Le portrait de Hindelang est intéressant, mais peu crédible. En relisant les faits historiques, il n'est pas assuré qu'il a été si courageux que cela. Dans la réalité, il a même essayé de se dissocier de ses amis afin de se sauver de la mort.
Jean Joseph Girouard, que nous voyons à l'occasion faire des croquis en prison, a été emprisonné officiellement du 26 décembre 1837 au 16 juillet 1838. Il ne devrait donc pas apparaître dans ce film.

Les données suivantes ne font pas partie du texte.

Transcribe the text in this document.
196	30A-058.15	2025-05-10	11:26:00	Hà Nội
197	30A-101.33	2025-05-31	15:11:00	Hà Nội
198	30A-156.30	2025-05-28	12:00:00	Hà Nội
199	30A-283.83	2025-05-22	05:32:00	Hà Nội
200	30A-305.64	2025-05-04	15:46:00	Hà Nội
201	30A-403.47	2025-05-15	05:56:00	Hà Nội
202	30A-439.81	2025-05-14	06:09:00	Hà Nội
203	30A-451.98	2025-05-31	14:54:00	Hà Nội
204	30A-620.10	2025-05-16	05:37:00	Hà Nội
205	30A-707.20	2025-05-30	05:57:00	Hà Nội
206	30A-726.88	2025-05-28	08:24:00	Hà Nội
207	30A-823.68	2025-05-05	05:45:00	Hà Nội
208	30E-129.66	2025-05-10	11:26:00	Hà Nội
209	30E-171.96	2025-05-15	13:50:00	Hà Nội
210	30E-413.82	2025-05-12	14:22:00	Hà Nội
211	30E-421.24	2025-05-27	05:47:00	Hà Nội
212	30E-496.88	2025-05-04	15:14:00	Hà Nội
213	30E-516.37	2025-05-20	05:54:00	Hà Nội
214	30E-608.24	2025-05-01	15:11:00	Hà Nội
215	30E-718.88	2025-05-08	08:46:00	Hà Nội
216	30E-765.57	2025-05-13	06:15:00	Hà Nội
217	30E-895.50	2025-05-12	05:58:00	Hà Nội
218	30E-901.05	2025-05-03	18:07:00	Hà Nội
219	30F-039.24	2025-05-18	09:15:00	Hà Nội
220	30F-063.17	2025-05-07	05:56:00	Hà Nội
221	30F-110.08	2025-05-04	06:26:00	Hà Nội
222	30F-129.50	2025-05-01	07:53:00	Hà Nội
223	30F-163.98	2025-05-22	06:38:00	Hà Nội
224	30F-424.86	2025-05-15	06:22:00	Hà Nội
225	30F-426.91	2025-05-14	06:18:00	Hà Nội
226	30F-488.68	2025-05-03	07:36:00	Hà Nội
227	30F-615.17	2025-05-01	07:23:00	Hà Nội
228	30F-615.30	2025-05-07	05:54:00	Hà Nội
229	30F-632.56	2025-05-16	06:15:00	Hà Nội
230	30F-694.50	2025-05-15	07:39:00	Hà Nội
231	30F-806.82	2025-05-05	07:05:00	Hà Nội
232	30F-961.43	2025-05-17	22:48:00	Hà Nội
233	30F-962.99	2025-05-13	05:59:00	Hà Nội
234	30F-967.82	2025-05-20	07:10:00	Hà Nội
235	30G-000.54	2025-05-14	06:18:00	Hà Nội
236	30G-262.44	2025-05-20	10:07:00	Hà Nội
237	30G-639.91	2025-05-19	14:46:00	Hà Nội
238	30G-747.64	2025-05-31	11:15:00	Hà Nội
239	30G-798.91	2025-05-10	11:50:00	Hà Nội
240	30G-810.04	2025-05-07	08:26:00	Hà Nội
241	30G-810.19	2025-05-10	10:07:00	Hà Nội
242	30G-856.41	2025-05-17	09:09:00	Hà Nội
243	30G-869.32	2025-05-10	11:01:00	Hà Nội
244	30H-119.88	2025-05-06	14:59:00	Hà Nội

La hiérarchie sociale n'est pas respectée. Puisque De Lorimier était notaire, de simples paysans n'oseraient jamais le « tutoyer ». Il y avait des protocoles d'usage qui étaient en vigueur entre bourgeois, notables et paysans.
Cependant, donnons raison à Falardeau puisque les historiens ne sont pas tous en accord sur ce point.
Ce n'est que quelques détails qui démontrent qu'il faut regarder ce film avec un œil et une intelligence critique.
Un film politiquement engagé
« 15 février 1839 », c'est Pierre Falardeau à son meilleur. Qu'est-ce qu'il pourra offrir de mieux maintenant ? Ce long métrage est une construction d'une implacable rigueur. Il est aussi le manifeste d'un cinéaste politiquement engagé, à l'image de son idéologie.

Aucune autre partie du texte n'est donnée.